Schizophrenia and bipolar disorder: similarities in pathogenic mechanisms but differences in neurodevelopment.

Over the past 100 years, the Kraepelinian classification of psychoses has dominated our approach to schizophrenia and bipolar disorder. However, controversy as to the nature of the illnesses--whether they can be viewed as completely distinct, essentially the same, or occupying different points along a psychosis spectrum--has intensified in recent years. This paper reviews the evidence for these differing opinions, examining both the commonalities between the two diseases and the distinctions. A genetic propensity towards psychotic disorders is widely acknowledged; more recent studies suggest a considerable overlap in genetic susceptibility to schizophrenia and bipolar disorder. The influence of early environmental effects, such as obstetric complications, on schizophrenia is also established but little such evidence exists for bipolar disorder. Structural abnormalities of the brain of developmental origin as well as neuropsychological deficits have been clearly identified in schizophrenia but less evidence has been found in bipolar disorder.
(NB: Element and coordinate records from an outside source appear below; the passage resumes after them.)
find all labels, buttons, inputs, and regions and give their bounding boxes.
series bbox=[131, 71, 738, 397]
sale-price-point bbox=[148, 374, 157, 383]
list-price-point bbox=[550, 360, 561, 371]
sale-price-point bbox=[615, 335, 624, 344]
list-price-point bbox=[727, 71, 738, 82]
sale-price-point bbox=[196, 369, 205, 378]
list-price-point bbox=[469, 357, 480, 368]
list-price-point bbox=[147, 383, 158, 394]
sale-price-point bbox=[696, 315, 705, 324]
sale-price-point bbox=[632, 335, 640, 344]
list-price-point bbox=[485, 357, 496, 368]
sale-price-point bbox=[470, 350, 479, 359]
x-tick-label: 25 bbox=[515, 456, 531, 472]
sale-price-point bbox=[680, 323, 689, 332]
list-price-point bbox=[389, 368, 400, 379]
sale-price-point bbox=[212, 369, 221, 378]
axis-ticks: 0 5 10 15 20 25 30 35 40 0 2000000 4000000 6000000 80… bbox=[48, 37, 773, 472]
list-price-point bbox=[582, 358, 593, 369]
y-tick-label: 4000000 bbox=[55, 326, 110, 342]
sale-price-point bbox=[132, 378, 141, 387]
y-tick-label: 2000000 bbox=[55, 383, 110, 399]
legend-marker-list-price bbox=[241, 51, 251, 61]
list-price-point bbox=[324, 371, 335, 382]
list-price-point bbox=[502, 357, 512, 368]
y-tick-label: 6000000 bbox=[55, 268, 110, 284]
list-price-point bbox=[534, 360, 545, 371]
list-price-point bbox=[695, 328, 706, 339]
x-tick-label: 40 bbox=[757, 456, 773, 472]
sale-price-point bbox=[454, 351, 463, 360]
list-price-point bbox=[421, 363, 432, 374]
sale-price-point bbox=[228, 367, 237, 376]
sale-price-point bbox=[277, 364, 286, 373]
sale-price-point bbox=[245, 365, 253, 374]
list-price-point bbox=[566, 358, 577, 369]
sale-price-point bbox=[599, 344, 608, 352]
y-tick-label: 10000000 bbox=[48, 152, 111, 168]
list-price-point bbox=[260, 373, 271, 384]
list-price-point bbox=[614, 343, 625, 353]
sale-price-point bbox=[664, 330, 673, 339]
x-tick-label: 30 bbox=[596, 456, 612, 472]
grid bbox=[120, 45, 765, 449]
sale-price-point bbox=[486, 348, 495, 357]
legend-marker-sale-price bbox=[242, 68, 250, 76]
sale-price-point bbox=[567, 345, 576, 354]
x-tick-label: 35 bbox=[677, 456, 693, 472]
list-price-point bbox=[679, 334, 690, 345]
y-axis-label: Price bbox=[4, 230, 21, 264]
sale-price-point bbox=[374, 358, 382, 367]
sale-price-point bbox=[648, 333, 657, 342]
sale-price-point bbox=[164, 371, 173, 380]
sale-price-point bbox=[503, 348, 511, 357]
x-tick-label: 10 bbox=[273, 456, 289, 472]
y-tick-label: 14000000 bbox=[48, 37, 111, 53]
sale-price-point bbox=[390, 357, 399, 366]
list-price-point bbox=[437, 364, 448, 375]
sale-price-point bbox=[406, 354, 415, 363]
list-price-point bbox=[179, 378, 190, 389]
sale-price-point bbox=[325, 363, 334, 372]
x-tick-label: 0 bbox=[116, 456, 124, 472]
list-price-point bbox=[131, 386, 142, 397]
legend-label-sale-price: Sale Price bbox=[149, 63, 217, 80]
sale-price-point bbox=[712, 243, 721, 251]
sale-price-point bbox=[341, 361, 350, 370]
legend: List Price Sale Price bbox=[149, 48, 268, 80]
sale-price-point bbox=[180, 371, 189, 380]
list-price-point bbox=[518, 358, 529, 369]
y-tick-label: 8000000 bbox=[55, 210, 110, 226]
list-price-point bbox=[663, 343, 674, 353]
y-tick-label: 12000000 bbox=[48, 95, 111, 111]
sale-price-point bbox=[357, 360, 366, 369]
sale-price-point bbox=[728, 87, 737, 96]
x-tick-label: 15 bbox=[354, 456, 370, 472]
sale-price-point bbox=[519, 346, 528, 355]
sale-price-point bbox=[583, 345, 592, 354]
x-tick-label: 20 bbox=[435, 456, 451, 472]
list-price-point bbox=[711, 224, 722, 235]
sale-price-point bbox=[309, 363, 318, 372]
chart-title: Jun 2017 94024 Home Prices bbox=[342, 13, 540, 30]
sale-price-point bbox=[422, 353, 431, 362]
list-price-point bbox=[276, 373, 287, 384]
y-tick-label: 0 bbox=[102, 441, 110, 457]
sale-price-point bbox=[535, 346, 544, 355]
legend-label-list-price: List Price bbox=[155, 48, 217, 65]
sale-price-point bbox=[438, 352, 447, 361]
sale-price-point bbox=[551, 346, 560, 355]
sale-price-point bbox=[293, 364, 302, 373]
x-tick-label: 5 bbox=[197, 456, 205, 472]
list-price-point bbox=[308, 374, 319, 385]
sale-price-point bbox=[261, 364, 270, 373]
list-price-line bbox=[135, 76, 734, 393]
The most plausible explanation is that one or more susceptible genes are shared between schizophrenia and bipolar illness, and can be thought of as predisposing individuals to psychosis, perhaps by producing a dysregulation of the dopaminergic response to stress. Other genes and environmental factors are likely to have more specific effects and contribute to producing the patterns that psychiatrists recognize as 'classical' schizophrenia and mania. In particular, genes involved in early cortical development and early neurodevelopmental insults causing developmental impairment may put individuals on a trajectory towards schizophrenia rather than bipolar illness.